6.  The Banksy Collective

And so we come back to the idea of the collective.  A veritable Borg of Banksy’s all contributing to the greater good.  Perhaps the head of the collective was once Del Naja and maybe the likes of Gunningham, Brainwash and yes even Le Rat might be a part of it these days.  It’s unlikely to come out soon and this is entirely speculation but then who knows? After all the big shows such as Dismaland and the Bristol Museum were collaborative efforts as was the Mr. Brainwash show from Exit Through the Gift Shop.  
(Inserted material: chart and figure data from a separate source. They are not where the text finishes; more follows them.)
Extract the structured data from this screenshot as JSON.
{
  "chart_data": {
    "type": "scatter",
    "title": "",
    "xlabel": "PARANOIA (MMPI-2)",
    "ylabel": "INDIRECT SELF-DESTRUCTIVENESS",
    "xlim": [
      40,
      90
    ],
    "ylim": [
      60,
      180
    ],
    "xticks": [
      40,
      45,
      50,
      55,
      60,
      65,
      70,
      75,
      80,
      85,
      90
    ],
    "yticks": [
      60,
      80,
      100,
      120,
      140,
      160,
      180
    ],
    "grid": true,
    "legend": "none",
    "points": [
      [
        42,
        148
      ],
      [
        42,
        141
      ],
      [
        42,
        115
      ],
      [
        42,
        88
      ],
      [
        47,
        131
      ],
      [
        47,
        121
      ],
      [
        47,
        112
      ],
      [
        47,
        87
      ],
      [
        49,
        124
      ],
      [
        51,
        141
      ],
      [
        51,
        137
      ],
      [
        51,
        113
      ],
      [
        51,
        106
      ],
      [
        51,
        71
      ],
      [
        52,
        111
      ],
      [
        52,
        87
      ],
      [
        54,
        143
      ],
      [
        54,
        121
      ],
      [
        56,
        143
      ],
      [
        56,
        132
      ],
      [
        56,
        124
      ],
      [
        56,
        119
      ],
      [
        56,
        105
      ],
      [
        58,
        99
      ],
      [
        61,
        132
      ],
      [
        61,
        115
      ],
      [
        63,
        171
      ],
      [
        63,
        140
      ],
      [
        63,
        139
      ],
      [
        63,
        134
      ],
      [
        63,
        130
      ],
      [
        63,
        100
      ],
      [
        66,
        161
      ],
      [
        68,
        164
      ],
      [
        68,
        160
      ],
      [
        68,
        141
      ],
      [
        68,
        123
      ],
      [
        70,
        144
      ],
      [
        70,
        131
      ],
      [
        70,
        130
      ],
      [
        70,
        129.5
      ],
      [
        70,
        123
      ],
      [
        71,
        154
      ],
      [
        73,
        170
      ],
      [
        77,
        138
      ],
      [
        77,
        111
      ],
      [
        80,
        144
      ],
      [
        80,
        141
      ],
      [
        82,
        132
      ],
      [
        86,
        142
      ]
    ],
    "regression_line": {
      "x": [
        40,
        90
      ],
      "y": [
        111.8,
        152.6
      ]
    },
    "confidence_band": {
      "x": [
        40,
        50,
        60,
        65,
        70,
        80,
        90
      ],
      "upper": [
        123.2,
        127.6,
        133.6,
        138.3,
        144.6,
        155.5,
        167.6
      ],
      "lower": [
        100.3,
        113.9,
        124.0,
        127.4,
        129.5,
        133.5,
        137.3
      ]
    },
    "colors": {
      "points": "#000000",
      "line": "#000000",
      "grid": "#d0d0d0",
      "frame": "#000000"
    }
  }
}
With such a body of work and with what has obviously been such a tight social network which appears to have formed around the artist, is Banksy merely in essence just a brand these days?  A convenient cover for a whole bunch of artists on the inner circle of art’s biggest mystery to have a bit of fun and to keep us all guessing.

The Banksy Borg

Remaining a Mystery

The world of Banksy  is veritable tabloid fodder and is always likely to stir up much excitement.  It’s perhaps not suprising as people love a good mystery and you only need to see the reaction which a new piece attributed to him gets when it goes up.  A recent piece in Kensington didn’t last two minutes before it was “protected” and covered over.

It is the excellent and sharp tongued Graffoto blog, run by our friend NoLionsinEngland, that has one of the best recent takes on the Banksy mystery that we’ve read recently.  In their post which followed the Queen Mary’s geographic profiling research the conclusion is reached that it’s still just as ambiguous as ever and anyway why would anyone really want to know who Banksy is?  That’s surely part of what we all find so interesting after all and so what good does it do us to find out.

As they say in the Truman Show when the transmission ceases “What else is on?  Where’s the TV guide?”